Record oil revenues coupled with higher than expected output will boost Saudi government income to an all-time high of 1.15 trillion riyals (Dh1.12tn) this year, says Jadwa Investment.
The country's current account surplus will reach US$154 billion (Dh565.6bn), equivalent to 25 per cent of GDP, the bank said. As a result, GDP would swell by 5.1 per cent this year, rather than the 3.1 per cent the bank had projected in December. Growth was still down from the 6.8 per cent the bank forecast for last year.
The extra revenues should help to support a raft of projects under way across the country.
"There are important efforts under way to diversify the economy and these will continue as the government has a lot more money to enable projects to continue in the long term," said Paul Gamble, the head of research at Jadwa.
Oil income forms about 90 per cent of the government's total revenues. A rise in crude output last year helped to underpin a surge in public spending as the kingdom sought to appease citizens amid unrest in parts of the region.
King Abdullah unveiled a US$130bn spending package last year that included public employees receiving a bonus worth two months salary.
The stimulus has already seeped through to the non-oil economy this year, with business activity growth in the private sector rising to its highest in the six-month period to the end of January.
Investment in railways and other infrastructure schemes as well as mining and petrochemicals have all been supported by huge budgets in recent years.
Spending was not anticipated to reach the peaks of last year, Jadwa said. More recipients of unemployment benefit meant, however, that the bank had raised its expenditure forecast to 757bn riyals.
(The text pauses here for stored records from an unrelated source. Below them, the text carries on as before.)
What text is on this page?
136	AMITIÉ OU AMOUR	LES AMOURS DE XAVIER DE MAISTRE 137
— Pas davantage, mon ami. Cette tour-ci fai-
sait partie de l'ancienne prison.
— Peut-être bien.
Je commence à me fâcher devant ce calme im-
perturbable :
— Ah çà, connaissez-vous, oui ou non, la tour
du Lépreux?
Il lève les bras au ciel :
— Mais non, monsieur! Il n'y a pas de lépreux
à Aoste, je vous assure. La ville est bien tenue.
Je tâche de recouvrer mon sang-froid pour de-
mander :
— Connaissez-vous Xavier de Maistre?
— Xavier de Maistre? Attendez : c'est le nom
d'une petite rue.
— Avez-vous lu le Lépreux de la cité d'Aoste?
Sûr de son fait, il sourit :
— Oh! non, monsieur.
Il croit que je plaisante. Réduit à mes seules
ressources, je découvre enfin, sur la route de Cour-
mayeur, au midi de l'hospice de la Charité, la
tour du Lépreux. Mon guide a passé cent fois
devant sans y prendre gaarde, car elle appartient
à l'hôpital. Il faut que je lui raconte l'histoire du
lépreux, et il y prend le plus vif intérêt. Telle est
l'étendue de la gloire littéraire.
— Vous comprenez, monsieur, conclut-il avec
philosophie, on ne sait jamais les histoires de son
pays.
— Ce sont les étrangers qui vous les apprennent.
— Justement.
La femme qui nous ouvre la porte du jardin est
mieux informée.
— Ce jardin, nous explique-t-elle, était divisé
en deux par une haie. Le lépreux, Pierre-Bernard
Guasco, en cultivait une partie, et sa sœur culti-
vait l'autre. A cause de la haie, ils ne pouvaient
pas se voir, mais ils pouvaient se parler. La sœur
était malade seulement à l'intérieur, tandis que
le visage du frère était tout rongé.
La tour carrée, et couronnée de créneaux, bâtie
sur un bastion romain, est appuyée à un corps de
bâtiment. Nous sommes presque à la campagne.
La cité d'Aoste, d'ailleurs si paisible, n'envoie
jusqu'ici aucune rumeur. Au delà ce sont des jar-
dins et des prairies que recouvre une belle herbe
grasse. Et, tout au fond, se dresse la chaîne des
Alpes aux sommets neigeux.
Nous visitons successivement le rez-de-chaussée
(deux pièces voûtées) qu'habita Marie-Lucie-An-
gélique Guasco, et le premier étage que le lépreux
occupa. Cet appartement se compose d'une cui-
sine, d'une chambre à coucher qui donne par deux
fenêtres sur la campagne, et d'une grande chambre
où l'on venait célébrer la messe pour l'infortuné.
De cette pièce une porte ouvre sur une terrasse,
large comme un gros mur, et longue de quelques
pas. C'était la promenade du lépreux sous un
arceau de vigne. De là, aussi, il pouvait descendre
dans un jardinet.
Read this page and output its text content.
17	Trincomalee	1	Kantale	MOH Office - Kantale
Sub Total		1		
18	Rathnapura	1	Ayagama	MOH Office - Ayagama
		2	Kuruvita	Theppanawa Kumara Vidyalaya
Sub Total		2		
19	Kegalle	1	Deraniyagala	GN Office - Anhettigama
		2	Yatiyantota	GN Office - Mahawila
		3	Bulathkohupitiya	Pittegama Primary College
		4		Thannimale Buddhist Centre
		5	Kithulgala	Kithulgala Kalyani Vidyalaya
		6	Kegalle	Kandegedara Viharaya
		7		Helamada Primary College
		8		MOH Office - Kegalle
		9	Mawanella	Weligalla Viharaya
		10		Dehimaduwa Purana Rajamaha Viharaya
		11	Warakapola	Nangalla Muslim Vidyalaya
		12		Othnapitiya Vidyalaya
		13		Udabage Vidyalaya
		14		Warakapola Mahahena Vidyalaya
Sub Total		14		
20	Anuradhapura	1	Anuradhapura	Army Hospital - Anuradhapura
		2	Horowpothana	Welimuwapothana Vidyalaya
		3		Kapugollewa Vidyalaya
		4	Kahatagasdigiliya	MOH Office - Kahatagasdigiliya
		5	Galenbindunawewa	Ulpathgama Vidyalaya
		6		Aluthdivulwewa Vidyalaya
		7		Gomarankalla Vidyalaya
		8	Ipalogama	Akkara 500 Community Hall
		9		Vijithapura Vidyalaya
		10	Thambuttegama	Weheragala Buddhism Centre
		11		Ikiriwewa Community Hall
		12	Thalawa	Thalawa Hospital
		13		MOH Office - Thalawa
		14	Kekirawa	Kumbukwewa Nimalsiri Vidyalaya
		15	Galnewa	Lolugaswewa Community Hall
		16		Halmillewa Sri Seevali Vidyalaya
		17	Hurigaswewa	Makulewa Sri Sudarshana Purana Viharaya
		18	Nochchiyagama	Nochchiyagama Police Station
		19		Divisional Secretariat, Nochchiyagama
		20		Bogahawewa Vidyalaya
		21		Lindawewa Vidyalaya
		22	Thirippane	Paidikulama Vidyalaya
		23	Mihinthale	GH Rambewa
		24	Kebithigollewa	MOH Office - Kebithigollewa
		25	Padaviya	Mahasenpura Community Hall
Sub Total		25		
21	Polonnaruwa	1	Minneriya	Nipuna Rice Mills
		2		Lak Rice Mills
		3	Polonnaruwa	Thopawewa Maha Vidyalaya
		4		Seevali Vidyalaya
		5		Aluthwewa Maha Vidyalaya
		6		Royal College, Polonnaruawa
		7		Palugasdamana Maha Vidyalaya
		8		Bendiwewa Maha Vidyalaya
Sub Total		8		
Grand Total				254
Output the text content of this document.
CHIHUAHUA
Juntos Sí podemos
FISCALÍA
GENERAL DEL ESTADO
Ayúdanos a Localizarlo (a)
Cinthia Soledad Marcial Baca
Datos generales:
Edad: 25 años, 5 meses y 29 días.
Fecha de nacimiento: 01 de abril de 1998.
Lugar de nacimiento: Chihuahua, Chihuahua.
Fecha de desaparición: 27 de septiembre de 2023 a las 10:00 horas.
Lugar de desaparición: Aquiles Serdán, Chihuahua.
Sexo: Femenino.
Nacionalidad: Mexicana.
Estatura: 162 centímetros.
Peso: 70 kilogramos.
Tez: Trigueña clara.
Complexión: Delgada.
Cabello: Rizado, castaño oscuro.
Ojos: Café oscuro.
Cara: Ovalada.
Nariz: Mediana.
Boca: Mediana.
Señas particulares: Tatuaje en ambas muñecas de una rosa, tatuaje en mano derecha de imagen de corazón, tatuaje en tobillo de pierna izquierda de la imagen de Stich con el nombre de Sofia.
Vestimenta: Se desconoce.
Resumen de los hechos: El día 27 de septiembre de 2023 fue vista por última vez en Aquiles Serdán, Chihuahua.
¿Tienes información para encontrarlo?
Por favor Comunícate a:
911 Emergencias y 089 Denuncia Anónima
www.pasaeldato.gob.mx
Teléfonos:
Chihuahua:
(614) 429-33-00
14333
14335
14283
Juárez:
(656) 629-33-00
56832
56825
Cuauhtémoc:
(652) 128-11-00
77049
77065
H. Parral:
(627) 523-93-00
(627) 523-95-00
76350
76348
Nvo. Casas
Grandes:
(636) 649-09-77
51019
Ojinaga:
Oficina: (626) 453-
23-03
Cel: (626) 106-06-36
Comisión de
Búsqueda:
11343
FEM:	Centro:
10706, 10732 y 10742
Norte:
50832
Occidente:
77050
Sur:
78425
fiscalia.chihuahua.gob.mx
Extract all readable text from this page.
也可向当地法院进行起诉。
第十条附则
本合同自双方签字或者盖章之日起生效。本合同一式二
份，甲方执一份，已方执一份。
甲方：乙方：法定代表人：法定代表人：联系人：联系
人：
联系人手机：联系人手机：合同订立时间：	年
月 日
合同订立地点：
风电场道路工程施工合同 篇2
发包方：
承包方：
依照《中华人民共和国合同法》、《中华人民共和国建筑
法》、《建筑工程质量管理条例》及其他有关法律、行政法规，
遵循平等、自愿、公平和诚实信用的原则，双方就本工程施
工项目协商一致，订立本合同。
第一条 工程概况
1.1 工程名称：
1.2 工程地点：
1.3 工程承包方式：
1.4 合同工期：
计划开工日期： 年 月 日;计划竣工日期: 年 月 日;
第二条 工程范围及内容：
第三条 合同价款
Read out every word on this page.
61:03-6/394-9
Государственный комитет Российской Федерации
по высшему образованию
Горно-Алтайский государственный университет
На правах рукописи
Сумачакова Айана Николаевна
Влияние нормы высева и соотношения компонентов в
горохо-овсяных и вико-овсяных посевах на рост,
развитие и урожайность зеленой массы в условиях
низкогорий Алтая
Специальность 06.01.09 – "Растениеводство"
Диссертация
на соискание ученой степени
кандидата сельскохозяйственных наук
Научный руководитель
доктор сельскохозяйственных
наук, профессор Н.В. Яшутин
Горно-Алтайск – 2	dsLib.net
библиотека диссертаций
The bulk of the extra revenues is likely to be used to build up the foreign assets of the Saudi Arabian Monetary Agency.
"Higher savings give comfort that elevated levels of spending can be maintained for a number of years, as the reserves can be drawn down in the event of revenue shortfalls," said Mr Gamble.
Jadwa based its forecasts on an estimated oil price for this year of $119 per barrel. Futures rose by 14 per cent in the first quarter of this year, driven by concerns about Iran and disruptions in other producers such as South Sudan and Yemen.